As a result of the amended policy, vulnerability details will remain undisclosed for a longer period of time, giving developers enough time to fix their code, and netizens to test and install the patches, before Googlers make technical details and proof-of-concept exploits public for all to see. Project Zero will, we note, reveal vulnerability details sooner if there's mutual agreement between the affected vendor and the web goliath's team. There are also other exceptions: vendors can request an additional 14-day grace period if a vulnerability will be fixed after the 90-day deadline but before 104 days have elapsed. And a seven-day deadline still applies for vulnerabilities being actively exploited in the wild.
imagine this scenario: Project Zero privately informs you that your application has a security hole in it. You spend the next two weeks fixing and testing a resolution for the flaw, and then roll out a suitable patch to your users. Folks now have the best part of 90 days to install this update and be safe before Google goes public with full details of your programming blunder. If the patch breaks during these 90 days, you still have time to address it before the Silicon Valley monster lifts the veil.

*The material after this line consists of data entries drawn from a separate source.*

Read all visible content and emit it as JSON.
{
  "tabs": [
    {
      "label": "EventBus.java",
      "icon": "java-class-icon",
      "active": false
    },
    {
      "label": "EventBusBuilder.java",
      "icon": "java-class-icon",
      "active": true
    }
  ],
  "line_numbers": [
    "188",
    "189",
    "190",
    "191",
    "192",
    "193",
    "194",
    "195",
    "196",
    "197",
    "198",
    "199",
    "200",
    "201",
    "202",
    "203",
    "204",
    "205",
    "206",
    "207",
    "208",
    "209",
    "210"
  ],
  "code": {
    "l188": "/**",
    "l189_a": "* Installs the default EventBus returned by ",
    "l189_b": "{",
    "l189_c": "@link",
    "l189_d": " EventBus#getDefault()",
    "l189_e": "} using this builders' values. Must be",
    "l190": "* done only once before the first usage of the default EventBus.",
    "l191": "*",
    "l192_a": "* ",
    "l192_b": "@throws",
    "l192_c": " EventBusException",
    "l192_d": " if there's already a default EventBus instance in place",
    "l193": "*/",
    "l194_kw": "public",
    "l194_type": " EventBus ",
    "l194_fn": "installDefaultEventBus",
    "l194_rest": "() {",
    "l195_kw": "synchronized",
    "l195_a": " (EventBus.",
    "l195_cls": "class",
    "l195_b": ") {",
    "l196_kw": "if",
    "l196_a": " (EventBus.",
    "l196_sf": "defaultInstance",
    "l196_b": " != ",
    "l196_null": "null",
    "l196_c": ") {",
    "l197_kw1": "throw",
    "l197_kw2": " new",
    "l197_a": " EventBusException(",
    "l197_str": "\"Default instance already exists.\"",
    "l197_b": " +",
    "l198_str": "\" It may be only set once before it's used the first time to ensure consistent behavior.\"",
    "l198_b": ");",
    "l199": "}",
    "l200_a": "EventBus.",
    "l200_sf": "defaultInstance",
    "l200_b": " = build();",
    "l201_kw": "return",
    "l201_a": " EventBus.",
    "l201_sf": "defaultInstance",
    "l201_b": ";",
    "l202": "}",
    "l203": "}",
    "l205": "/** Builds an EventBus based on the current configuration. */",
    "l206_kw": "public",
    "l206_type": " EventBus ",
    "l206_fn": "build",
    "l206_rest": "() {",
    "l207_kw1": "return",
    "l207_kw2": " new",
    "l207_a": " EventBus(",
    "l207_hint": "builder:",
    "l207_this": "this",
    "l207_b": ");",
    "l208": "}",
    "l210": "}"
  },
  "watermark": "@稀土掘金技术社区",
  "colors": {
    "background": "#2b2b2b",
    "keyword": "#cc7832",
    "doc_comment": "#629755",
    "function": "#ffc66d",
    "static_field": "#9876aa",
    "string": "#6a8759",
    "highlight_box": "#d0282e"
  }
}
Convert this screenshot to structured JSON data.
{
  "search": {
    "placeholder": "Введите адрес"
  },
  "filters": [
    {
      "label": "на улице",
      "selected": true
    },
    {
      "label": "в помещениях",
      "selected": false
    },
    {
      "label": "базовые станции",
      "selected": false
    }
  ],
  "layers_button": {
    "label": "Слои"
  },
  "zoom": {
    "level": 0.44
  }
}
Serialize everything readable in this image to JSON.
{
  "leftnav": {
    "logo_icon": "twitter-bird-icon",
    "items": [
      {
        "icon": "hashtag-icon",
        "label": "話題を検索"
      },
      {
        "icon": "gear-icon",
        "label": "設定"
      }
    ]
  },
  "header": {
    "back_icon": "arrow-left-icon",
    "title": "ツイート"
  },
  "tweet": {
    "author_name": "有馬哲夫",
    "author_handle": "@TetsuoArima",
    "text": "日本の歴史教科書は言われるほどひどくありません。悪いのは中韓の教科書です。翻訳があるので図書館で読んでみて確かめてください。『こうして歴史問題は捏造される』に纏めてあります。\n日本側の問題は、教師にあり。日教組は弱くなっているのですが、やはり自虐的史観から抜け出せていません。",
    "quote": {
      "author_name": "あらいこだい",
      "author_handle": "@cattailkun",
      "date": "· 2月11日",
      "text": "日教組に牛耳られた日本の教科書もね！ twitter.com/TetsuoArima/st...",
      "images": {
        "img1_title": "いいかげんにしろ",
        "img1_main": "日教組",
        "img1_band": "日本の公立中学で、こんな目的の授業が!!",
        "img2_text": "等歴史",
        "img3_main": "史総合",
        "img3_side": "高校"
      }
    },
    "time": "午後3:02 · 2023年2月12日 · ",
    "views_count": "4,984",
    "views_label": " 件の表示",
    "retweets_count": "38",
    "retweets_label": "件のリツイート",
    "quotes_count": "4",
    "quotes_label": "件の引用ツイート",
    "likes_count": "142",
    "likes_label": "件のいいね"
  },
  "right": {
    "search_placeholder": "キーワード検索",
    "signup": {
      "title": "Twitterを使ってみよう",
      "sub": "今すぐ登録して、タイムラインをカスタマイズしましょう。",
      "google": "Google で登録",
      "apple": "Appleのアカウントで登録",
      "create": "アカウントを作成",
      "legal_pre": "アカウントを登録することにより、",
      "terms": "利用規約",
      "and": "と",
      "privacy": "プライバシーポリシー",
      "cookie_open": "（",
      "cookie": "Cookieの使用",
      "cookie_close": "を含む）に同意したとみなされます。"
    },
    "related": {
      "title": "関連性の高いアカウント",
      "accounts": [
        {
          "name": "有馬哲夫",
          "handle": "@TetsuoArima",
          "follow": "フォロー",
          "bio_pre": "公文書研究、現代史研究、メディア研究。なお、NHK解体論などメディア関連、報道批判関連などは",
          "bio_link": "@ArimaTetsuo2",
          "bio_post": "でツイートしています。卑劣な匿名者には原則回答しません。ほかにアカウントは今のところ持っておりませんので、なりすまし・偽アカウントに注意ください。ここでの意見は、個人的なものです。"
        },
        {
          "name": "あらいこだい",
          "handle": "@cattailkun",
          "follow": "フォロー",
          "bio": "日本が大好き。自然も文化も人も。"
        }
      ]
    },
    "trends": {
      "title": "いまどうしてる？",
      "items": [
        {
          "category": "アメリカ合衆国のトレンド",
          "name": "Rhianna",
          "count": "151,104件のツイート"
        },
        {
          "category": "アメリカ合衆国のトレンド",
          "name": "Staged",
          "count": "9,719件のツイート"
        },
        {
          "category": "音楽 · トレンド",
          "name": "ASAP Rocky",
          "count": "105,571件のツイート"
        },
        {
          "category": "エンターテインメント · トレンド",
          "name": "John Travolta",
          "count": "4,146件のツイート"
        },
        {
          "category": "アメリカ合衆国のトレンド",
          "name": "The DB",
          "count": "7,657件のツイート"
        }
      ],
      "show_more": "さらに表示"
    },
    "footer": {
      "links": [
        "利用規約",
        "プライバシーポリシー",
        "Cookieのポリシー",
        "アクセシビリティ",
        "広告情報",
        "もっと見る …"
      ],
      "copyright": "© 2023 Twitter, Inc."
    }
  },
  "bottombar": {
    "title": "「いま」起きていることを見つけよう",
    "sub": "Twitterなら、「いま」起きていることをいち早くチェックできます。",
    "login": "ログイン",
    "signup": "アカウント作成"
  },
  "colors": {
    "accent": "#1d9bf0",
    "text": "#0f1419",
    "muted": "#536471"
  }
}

Under the old approach, Project Zero would privately tell you that your app has a security hole in it. You then spend the next two weeks fixing and testing the update, and roll out the patch to your users. Googlers immediately spot this, and make their bug report public. Your users are now in a race to update their systems before the hole is abused by miscreants using the web giant's exploit. If your patch doesn't fully work, your users are now left completely vulnerable while hackers play merry havoc with your busted code as you scramble to emit a followup update.

In either case, of course, you're racing against malware developers who are poring over your security patch, as soon as it is released, to find a way to attack unpatched users – though bear in mind, when Google goes public, it typically posts proof-of-concept exploit code, taking care of most of that effort for miscreants.